A practical and convergent synthetic route of AZD 4547 was developed successfully. The intermediate 5-(3,5-dimethoxyphenylethyl)-1H- pyrazol-3-amine (7) was prepared from 3,5-dimethoxybenzaldehyde through 6 simple steps in 52.3% yield. Another intermediate 4-((3S,5R)-3,5- dimethylpiperazin-1-yl)benzoic acid (14) was synthesized from ethyl 4-fluorobenzoate and (2R,6S)-2,6-dimethylpiperazine in 62% yield over 2 steps. Finally, AZD 4547 was obtained from 7 and 14 in 73% yield and 99.1% purity. Purification methods of the intermediates and the final product involved in the route were developed.
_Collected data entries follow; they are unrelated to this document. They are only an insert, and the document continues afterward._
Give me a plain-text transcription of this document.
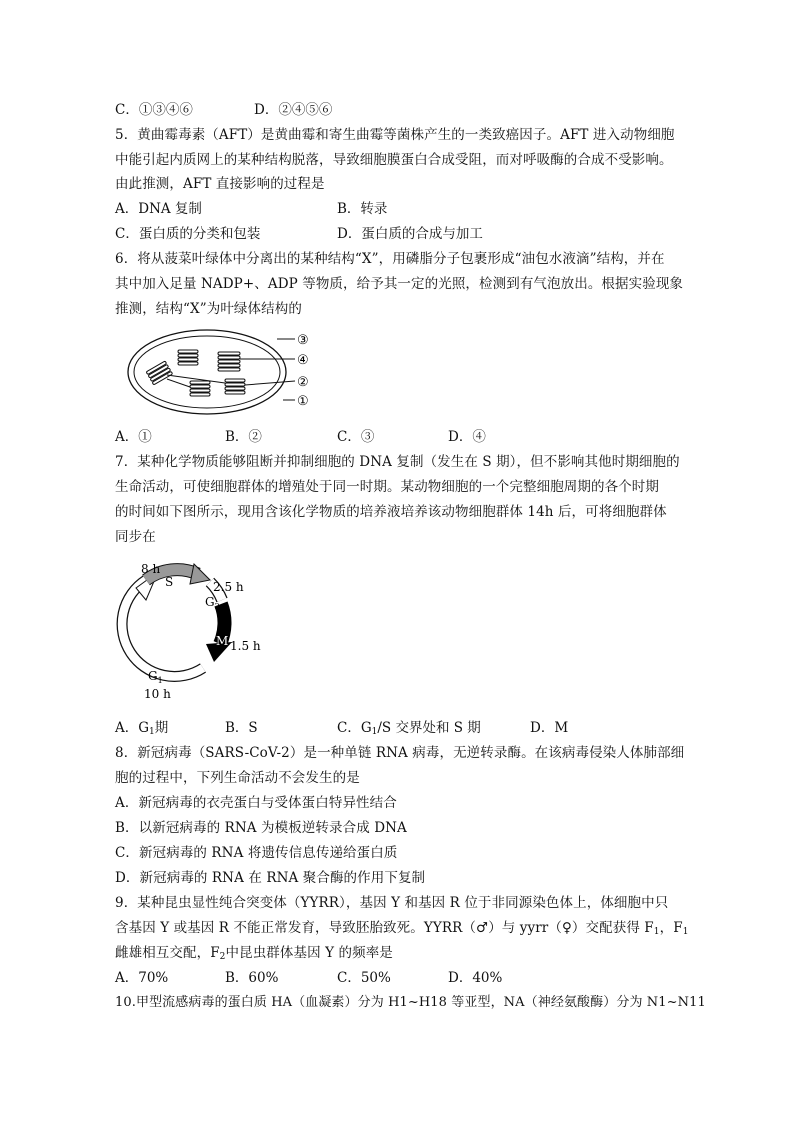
C．①③④⑥	D．②④⑤⑥
5．黄曲霉毒素（AFT）是黄曲霉和寄生曲霉等菌株产生的一类致癌因子。AFT 进入动物细胞
中能引起内质网上的某种结构脱落，导致细胞膜蛋白合成受阻，而对呼吸酶的合成不受影响。
由此推测，AFT 直接影响的过程是
A．DNA 复制	B．转录
C．蛋白质的分类和包装	D．蛋白质的合成与加工
6．将从菠菜叶绿体中分离出的某种结构“X”，用磷脂分子包裹形成“油包水液滴”结构，并在
其中加入足量 NADP+、ADP 等物质，给予其一定的光照，检测到有气泡放出。根据实验现象
推测，结构“X”为叶绿体结构的
③
④
②
①
A．①	B．②	C．③	D．④
7．某种化学物质能够阻断并抑制细胞的 DNA 复制（发生在 S 期），但不影响其他时期细胞的
生命活动，可使细胞群体的增殖处于同一时期。某动物细胞的一个完整细胞周期的各个时期
的时间如下图所示，现用含该化学物质的培养液培养该动物细胞群体 14h 后，可将细胞群体
同步在
8 h
S	2.5 h
$G_2$
M 1.5 h
$G_1$
10 h
A．$G_1$期	B．S	C．$G_1/S$ 交界处和 S 期	D．M
8．新冠病毒（SARS-CoV-2）是一种单链 RNA 病毒，无逆转录酶。在该病毒侵染人体肺部细
胞的过程中，下列生命活动不会发生的是
A．新冠病毒的衣壳蛋白与受体蛋白特异性结合
B．以新冠病毒的 RNA 为模板逆转录合成 DNA
C．新冠病毒的 RNA 将遗传信息传递给蛋白质
D．新冠病毒的 RNA 在 RNA 聚合酶的作用下复制
9．某种昆虫显性纯合突变体（YYRR），基因 Y 和基因 R 位于非同源染色体上，体细胞中只
含基因 Y 或基因 R 不能正常发育，导致胚胎致死。YYRR（♂）与 yyrr（♀）交配获得 $F_1$，$F_1$
雌雄相互交配，$F_2$中昆虫群体基因 Y 的频率是
A．70%	B．60%	C．50%	D．40%
10.甲型流感病毒的蛋白质 HA（血凝素）分为 H1~H18 等亚型，NA（神经氨酸酶）分为 N1~N11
■ Synthesis and Cytotoxic Activity of Some New Bipyrazole Derivatives

Bader A. Salameh,* Kayed A. Abu-Safieh,* Islam S. AL-Aqrabawi, Fatima Alsoubani, and Lubna H. Tahtamouni

*Department of Chemistry, Faculty of Science, Hashemite University, P.O. Box 330127 Zarqa, 13133, Jordan

Abstract

A new series of bipyrazole derivatives were prepared and characterized via the reaction of 5-hydrazino-1,3-dimethyl-4-nitro-1H-pyrazole with various 1,3-dicarbonyl compounds. The synthetic pathway was based on the classical Knorr pyrazole synthesis. In vitro cytotoxic activity of the fully characterized bipyrazole derivatives was determined and their IC50 values were also reported.